Arm custom chips get a boost with Nvidia partnership

Arm custom chips get a boost with Nvidia partnership


Jensen Huang, CEO of Nvidia, reacts during the 2025 Asia-Pacific Economic Cooperation (APEC) CEO Summit in Gyeongju, South Korea, October 31, 2025.

Kim Soo-hyeon | Reuters

Arm on Monday said that central processing units based on its technology will be able to integrate with AI chips using Nvidia’s NVLink Fusion technology.

The move will make it easier for customers of both companies who prefer a custom approach to their infrastructure — namely hyperscalers —to pair Arm-based Neoverse CPUs with Nvidia’s dominant graphics processing units.

It’s the latest example of Nvidia using dealmaking to partner with nearly every major technology company as it finds itself at the center of the AI industry.
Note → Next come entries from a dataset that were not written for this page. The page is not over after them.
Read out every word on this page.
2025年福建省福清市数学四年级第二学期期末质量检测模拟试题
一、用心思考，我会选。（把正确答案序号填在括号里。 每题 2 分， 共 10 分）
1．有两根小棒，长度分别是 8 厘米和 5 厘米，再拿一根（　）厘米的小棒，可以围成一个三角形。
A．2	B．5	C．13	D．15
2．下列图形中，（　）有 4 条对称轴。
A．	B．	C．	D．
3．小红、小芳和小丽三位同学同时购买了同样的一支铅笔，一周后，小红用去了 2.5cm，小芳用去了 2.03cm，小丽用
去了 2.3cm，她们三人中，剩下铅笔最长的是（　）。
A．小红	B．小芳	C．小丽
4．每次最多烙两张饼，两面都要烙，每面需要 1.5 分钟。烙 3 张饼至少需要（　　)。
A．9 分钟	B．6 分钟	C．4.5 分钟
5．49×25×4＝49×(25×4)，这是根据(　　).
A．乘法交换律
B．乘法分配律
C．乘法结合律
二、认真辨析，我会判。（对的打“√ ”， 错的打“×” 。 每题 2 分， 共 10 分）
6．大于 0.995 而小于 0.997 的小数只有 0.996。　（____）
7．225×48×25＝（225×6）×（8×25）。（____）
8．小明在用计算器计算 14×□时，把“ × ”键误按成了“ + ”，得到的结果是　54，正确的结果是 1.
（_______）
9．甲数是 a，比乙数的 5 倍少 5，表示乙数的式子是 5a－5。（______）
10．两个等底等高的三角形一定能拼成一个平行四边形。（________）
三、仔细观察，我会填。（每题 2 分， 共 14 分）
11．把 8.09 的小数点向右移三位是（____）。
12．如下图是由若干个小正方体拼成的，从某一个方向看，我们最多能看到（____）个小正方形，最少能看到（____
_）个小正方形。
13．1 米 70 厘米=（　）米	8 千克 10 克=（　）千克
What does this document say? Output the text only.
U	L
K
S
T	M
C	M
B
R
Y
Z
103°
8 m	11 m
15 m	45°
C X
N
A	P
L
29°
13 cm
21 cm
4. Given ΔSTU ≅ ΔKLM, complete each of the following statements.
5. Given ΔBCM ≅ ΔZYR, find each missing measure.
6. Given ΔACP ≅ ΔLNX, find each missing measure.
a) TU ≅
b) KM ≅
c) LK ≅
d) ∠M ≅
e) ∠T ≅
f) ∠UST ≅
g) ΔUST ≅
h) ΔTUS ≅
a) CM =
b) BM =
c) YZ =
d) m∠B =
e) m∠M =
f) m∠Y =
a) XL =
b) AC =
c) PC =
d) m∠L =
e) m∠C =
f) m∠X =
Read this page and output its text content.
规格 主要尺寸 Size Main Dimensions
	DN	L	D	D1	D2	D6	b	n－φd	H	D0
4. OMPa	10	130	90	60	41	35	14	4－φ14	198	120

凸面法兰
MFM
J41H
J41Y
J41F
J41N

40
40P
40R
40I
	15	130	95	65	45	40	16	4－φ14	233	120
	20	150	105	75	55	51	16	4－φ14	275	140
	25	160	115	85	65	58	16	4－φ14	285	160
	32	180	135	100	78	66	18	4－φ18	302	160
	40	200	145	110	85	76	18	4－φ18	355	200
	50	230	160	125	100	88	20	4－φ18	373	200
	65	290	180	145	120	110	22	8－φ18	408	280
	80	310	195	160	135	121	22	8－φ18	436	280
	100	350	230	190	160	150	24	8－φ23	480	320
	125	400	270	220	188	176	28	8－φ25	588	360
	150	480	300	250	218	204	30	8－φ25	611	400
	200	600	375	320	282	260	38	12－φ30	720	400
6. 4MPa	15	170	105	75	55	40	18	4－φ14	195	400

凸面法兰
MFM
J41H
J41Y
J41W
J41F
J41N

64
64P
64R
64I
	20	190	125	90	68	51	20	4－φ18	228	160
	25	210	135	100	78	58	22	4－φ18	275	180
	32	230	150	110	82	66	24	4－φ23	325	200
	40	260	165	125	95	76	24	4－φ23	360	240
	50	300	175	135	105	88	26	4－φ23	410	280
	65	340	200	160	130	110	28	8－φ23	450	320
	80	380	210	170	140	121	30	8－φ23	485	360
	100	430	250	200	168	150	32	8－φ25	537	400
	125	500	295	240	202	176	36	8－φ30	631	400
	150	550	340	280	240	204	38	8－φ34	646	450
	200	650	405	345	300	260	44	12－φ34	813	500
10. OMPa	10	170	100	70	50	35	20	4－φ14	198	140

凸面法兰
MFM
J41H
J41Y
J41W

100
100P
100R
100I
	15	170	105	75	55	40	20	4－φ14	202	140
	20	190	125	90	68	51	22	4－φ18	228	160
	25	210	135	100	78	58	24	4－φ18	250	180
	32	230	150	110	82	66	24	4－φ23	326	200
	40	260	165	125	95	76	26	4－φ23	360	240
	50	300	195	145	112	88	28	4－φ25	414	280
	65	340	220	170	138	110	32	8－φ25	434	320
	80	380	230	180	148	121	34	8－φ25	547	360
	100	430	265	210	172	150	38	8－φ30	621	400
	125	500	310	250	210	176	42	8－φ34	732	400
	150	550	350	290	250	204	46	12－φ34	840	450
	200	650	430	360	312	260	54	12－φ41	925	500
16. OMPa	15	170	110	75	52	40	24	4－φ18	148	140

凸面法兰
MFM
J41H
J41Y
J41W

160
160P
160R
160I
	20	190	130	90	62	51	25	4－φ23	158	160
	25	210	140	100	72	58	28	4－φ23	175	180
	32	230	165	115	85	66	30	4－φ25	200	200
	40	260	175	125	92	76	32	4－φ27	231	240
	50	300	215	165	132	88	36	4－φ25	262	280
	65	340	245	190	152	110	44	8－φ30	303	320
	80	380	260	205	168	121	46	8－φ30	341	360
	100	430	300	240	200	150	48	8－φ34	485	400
The announcement signals that Nvidia is opening up its NVLink platform to integrate with a wide variety of custom chips, instead of forcing customers to use its CPUs.

Nvidia currently sells an AI product called Grace Blackwell that pairs multiple GPUs with an Nvidia-branded Arm-based CPU. Other configurations include servers that use CPus from Intel or Advanced Micro Devices.

But Microsoft, Amazon and Google are all developing or deploying Arm-based CPUs in their clouds to give them more control over the set ups and reduce their costs.

Arm doesn’t make CPUs but it licenses its instruction set technology that those chips need. The company also sells designs that allow partners to more quickly build Arm-based chips.

As part of Monday’s announcement, Arm said that custom Neoverse chips will include a new protocol that’ll allow them to move data seamlessly with GPUs.

The CPU has historically been the most important part in a server. But generative AI infrastructure is based around the AI accelerator chip, which in most cases is an Nvidia GPU. As many as eight GPUs can be paird with a CPU in an AI server.

In September, Nvidia said it would invest $5 billion into Intel, the leading CPU maker. A key part of the deal was to enable Intel CPUs to integrate into AI servers using Nvidia’s NVLink technology.

Nvidia reached an agreement to buy Arm for $40 billion in 2020, but the deal failed in 2022 because of regulatory issues in the U.S. and U.K. Nvidia had a small stake in Arm, which is majority-owned by Softbank, as of February.

Meanwhile, Softbank liquidated its entire stake in Nvidia earlier this month and Softbank is backing the OpenAI Stargate project, which plans to use Arm technology in addition to chips from Nvidia and AMD.